Три дочери и сын этой пары родились до венчания родителей и носили фамилию Стародубские. В 1826-м Семенова-старшая оставила сцену, через два года она стала Гагариной! Невероятная судьба: от незаконной дочери крепостной девушки до княгини!
Не менее удачно складывалась и судьба Нимфодоры Семеновой. После окончания театральной школы девушку зачислили в труппу Каменноостровского театра Санкт-Петербурга, а там капельмейстер обратил внимание на вокал актрисы. Нимфодора стала учиться петь, на слух, так как нотной грамоты не знала.
Нимфодора блистала в амплуа инженю, исполняла партии и в оперных постановках. Критики, конечно… критиковали, писали о слабом певческом таланте, но неизменно отмечали отличную актерскую игру и ослепительную красоту младшей дочери крепостной крестьянки Дарьи.
В 1828 году Нимфодора Семенова играла на сцене Большого театра в Москве. Она держала литературный салон, гостями которого были Грибоедов, Гнедич, Жуковский, Пушкин.
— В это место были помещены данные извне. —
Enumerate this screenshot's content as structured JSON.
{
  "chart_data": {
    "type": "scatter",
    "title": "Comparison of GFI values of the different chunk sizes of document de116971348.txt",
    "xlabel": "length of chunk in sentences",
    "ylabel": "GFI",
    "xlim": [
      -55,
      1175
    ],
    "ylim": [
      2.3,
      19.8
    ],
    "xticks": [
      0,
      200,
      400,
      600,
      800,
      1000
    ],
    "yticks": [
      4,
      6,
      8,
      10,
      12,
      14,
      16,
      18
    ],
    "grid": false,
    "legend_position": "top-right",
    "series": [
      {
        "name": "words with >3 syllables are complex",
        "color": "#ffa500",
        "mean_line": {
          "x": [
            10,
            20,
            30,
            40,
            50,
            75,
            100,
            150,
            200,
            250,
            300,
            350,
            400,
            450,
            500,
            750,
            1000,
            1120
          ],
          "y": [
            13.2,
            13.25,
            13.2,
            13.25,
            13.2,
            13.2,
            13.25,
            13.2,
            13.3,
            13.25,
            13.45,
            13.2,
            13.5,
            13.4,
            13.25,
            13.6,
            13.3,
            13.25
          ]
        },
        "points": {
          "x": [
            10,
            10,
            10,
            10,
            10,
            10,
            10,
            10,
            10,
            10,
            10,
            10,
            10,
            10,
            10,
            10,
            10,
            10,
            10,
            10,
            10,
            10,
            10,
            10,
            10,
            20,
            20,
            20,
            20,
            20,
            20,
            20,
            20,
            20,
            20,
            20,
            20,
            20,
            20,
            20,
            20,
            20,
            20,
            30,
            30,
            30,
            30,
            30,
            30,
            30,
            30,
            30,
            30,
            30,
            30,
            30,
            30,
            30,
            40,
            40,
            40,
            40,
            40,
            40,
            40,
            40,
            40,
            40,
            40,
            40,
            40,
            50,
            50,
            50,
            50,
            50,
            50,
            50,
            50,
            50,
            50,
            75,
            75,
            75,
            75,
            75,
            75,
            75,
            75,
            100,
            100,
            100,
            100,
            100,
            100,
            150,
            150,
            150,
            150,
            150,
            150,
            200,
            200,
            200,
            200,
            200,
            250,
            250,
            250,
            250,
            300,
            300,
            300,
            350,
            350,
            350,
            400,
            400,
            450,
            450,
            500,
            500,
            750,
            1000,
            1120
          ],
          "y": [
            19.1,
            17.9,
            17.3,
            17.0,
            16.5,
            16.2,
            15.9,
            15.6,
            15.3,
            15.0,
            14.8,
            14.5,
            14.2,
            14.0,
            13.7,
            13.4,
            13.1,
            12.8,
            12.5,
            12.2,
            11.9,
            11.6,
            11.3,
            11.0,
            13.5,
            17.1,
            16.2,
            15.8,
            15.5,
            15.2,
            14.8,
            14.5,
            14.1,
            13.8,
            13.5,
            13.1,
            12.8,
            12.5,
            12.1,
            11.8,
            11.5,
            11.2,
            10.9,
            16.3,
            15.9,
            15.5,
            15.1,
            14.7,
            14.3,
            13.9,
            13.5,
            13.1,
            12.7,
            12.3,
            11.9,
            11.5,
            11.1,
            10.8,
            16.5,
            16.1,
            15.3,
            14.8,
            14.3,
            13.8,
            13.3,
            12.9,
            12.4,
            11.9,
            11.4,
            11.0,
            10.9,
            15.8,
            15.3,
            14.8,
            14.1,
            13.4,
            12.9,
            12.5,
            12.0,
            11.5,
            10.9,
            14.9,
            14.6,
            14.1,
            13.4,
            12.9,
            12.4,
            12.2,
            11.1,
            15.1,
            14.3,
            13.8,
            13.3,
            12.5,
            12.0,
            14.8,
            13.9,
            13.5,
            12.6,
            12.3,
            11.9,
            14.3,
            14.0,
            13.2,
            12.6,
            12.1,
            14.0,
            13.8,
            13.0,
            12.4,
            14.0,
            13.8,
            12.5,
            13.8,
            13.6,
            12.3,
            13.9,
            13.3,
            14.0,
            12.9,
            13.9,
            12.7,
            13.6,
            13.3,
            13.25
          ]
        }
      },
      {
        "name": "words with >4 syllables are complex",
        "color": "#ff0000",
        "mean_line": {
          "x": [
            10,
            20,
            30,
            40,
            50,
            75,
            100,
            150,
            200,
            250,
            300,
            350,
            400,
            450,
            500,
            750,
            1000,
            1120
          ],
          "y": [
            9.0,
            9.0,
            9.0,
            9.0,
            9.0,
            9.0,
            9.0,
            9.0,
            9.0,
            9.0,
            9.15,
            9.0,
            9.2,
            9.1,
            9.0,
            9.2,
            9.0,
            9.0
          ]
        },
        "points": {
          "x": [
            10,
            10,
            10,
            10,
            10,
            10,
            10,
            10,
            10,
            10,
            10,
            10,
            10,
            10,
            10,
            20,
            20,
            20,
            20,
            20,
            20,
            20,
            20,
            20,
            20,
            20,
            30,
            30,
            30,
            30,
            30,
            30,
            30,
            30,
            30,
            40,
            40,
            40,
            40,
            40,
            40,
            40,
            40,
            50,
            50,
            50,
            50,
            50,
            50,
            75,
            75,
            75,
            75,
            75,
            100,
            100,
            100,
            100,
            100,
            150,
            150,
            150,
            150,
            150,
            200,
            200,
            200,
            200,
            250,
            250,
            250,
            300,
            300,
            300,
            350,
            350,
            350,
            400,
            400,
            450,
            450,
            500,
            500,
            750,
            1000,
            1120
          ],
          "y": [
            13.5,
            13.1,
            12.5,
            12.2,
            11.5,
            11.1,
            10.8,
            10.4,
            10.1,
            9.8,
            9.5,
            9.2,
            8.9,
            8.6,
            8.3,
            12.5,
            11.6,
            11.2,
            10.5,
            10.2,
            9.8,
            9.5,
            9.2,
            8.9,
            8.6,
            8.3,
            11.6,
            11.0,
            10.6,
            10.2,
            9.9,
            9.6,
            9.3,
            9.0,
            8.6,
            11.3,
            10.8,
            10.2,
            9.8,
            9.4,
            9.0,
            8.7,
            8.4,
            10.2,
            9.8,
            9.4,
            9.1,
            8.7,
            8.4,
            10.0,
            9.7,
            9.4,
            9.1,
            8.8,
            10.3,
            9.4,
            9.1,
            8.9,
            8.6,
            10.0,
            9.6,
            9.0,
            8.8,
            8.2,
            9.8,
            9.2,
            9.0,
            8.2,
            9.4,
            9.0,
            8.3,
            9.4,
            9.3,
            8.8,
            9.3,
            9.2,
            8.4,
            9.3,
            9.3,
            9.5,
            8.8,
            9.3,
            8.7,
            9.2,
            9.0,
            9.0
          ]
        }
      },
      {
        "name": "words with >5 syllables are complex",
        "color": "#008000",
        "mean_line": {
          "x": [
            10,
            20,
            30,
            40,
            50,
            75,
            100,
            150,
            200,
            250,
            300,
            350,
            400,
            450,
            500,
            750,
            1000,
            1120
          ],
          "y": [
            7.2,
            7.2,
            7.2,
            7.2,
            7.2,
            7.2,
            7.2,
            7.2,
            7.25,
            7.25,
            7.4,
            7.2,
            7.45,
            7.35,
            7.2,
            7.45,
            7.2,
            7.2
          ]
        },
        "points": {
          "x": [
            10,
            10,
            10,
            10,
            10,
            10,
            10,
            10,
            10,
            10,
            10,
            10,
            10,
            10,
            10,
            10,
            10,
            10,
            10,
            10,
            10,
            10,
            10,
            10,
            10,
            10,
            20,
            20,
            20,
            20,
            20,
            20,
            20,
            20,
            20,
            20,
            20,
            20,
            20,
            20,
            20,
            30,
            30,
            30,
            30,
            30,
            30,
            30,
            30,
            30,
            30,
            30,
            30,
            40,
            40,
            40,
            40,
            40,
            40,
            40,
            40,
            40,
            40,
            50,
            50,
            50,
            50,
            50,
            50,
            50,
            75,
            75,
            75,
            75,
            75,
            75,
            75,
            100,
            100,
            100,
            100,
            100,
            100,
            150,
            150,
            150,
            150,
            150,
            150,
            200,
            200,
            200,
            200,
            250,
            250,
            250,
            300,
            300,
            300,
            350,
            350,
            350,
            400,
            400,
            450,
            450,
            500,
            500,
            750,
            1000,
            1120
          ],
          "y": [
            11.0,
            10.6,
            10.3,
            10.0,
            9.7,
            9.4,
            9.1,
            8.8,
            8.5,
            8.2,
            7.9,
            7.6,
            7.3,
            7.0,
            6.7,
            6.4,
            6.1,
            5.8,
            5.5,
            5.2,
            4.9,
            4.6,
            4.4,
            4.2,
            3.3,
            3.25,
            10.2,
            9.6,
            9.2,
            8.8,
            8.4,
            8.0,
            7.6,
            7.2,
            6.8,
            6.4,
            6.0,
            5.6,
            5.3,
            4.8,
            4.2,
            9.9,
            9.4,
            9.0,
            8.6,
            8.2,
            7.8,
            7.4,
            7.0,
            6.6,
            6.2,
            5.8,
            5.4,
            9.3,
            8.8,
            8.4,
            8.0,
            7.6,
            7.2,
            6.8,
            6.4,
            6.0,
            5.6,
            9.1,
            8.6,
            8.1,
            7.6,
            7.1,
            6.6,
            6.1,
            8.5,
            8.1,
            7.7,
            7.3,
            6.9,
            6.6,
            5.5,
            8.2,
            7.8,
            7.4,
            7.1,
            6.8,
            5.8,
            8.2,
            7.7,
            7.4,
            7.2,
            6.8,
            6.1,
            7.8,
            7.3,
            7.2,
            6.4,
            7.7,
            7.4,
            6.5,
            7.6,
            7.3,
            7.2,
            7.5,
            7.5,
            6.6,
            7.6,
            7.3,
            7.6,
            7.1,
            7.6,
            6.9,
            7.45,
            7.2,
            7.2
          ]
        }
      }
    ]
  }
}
Александр Сергеевич даже сделал актрисе стихотворное посвящение: «Желал бы быть твоим, Семенова, покровом». Нимфодора была, как бы мы сказали сейчас, в тренде. Сцену она оставила в 1831-м году.
Двадцать долгих лет Нимфодора прожила в гражданском браке с графом Василием Валентиновичем Мусиным-Пушкиным-Брюсом. Жениться граф на ней не мог, у него была жена, хотя супруги и не жили вместе. Три совместных дочери Нимфодоры и Мусина-Пушкина носили фамилию Темировы.
Нимфодора Семеновна была удивительно добрым человеком: не бедная, она активно помогала людям. Вместе с собственными дочерьми растила нескольких бедных девушек, не отказывалась пойти в крестные матери. Ее специально приглашали в надежде на щедрые подарки. И она их делала! В метрических книгах только одной церкви, насчитали более двухсот ее крестников и крестниц!
Было и темное пятно на светлом облике актрисы: параллельно с Мусиным-Пушкиным женщина состояла в связи с шефом третьего жандармского отделения Бенкендорфом.
Некоторые историки ставят под сомнение отцовство дочерей женщины. Загадка, разумеется, остается неразгаданной.
В 1836-м Мусина-Пушкина не стало, четыре года спустя Нимфодора вышла замуж за француза, писателя Ашилля Лестрелена. Жизнь в Париже не задалась: муж оказался игроком. Чтобы спасти свое состояние Нимфодора покинула мужа и вернулась в Россию.
Старшей из сестер Семеновых не стало в 1849-м, младшей — в 1876-м. Обе сейчас покоятся в Александро-Невской лавре, на территории Некрополя мастеров искусств. Их дети прилично устроились в жизни. Среди потомков Дашутки, крепостной девушки помещика Путяты есть жены генералов, сенаторов, губернаторов.